Social mee-jaah is awash with self-promoters and seemingly sinister campaigns that personalise themselves based on what you search for and what information you volunteer. I was trying to triangulate some facts about a new brand the other day and it said to ‘like’ the Facebook page. I did this and was only steps away from finding out “a big secret”, but to unlock the door, I had to agree to the brand having access to my basic information, allow the company to send me emails and allow it to access my data even when I’m not using the app. Creepy.

Or is it?
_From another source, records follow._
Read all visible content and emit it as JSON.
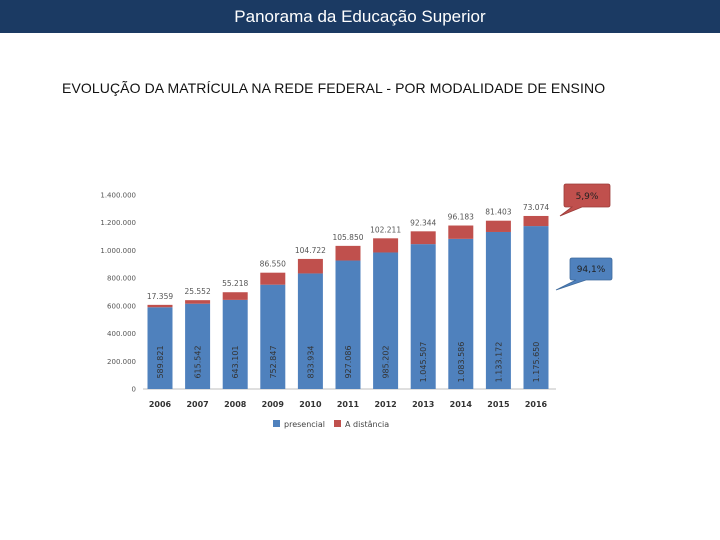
{
  "header": {
    "title": "Panorama da Educação Superior"
  },
  "slide": {
    "title": "EVOLUÇÃO DA MATRÍCULA NA REDE FEDERAL - POR MODALIDADE DE ENSINO"
  },
  "chart_data": {
    "type": "bar",
    "stacked": true,
    "categories": [
      "2006",
      "2007",
      "2008",
      "2009",
      "2010",
      "2011",
      "2012",
      "2013",
      "2014",
      "2015",
      "2016"
    ],
    "series": [
      {
        "name": "presencial",
        "color": "#4f81bd",
        "values": [
          589821,
          615542,
          643101,
          752847,
          833934,
          927086,
          985202,
          1045507,
          1083586,
          1133172,
          1175650
        ],
        "labels": [
          "589.821",
          "615.542",
          "643.101",
          "752.847",
          "833.934",
          "927.086",
          "985.202",
          "1.045.507",
          "1.083.586",
          "1.133.172",
          "1.175.650"
        ]
      },
      {
        "name": "A distância",
        "color": "#c0504d",
        "values": [
          17359,
          25552,
          55218,
          86550,
          104722,
          105850,
          102211,
          92344,
          96183,
          81403,
          73074
        ],
        "labels": [
          "17.359",
          "25.552",
          "55.218",
          "86.550",
          "104.722",
          "105.850",
          "102.211",
          "92.344",
          "96.183",
          "81.403",
          "73.074"
        ]
      }
    ],
    "yticks": [
      "0",
      "200.000",
      "400.000",
      "600.000",
      "800.000",
      "1.000.000",
      "1.200.000",
      "1.400.000"
    ],
    "ylim": [
      0,
      1400000
    ],
    "grid": false,
    "legend": "bottom",
    "callouts": [
      {
        "text": "5,9%",
        "color": "#c0504d"
      },
      {
        "text": "94,1%",
        "color": "#4f81bd"
      }
    ]
  }
}
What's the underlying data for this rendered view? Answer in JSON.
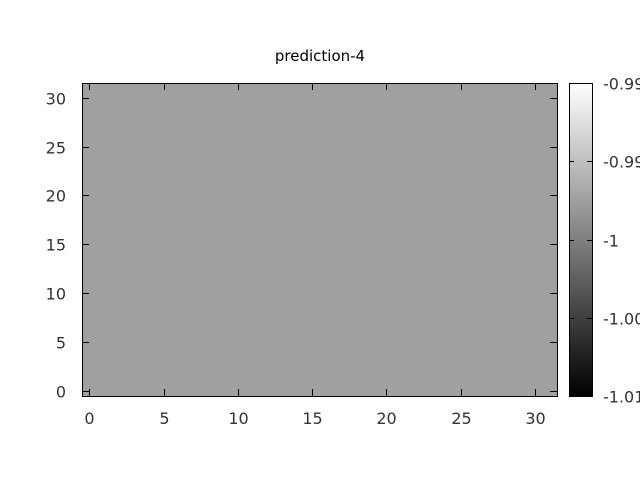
{
  "chart_data": {
    "type": "heatmap",
    "title": "prediction-4",
    "xlabel": "",
    "ylabel": "",
    "xlim": [
      -0.5,
      31.5
    ],
    "ylim": [
      -0.5,
      31.5
    ],
    "x_ticks": [
      0,
      5,
      10,
      15,
      20,
      25,
      30
    ],
    "y_ticks": [
      0,
      5,
      10,
      15,
      20,
      25,
      30
    ],
    "grid_size": [
      32,
      32
    ],
    "uniform_value": -1,
    "colorbar": {
      "colormap": "gray",
      "range": [
        -1.01,
        -0.99
      ],
      "ticks": [
        {
          "value": -0.99,
          "label": "-0.99"
        },
        {
          "value": -0.995,
          "label": "-0.99"
        },
        {
          "value": -1,
          "label": "-1"
        },
        {
          "value": -1.005,
          "label": "-1.00"
        },
        {
          "value": -1.01,
          "label": "-1.01"
        }
      ]
    },
    "cell_color": "#a0a0a0",
    "grid": false
  }
}
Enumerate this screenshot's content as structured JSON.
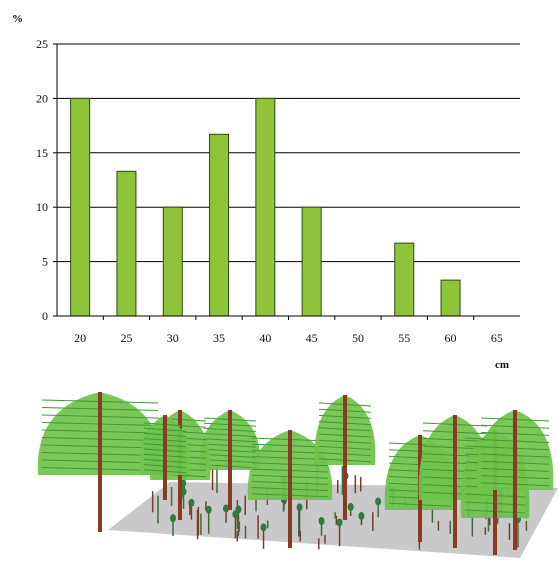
{
  "chart_data": {
    "type": "bar",
    "y_unit_label": "%",
    "x_unit_label": "cm",
    "categories": [
      "20",
      "25",
      "30",
      "35",
      "40",
      "45",
      "50",
      "55",
      "60",
      "65"
    ],
    "values": [
      20,
      13.3,
      10,
      16.7,
      20,
      10,
      0,
      6.7,
      3.3,
      0
    ],
    "ylim": [
      0,
      25
    ],
    "yticks": [
      "0",
      "5",
      "10",
      "15",
      "20",
      "25"
    ],
    "ytick_values": [
      0,
      5,
      10,
      15,
      20,
      25
    ],
    "grid": true,
    "bar_color": "#8fc43a",
    "bar_edge_color": "#2f4a10"
  },
  "illustration": {
    "crown_color": "#6fc24a",
    "trunk_color": "#8a3a22",
    "ground_color": "#c9c9cb"
  }
}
I mean, ‘we’ – in the Royal sense – give so much away online – some even post pictures of their kids, phone numbers, addresses... It’s not surprising then that drinks companies are ramping up their ties with social media – it’s a demographer’s dream.

Recently, Diageo strengthened its ties with Facebook and “an initial study across five key brands in the US showed a 20% increase in sales as a result of Facebook activity.”

So it seems crazy not to. Small companies are increasingly relying on social media as a cheap (free) way to launch their brands. There are classes, seminars, workshops, all to tell you how to manipulate social media and use it to your advantage. Poor old social media. Wasn’t Facebook initially just about finding pretty girls?

The problem is going to be with saturation. How long will it be before the number of self-promoters and ad campaigns takes over the number of friends you have?

There is a solution – you can move to something like Path, a site that limits the number of ‘friends’ you can have to 150. It describes itself as “the simple and private way to share life with close friends and family”. Then, presumably, we’ll do it all again until we decide it’s better to only have friends in the non-virtual sense. Doubtful – I think many enjoy the attention and the drama of sharing and knowing so much about others. I think I’ll go and Tweet that.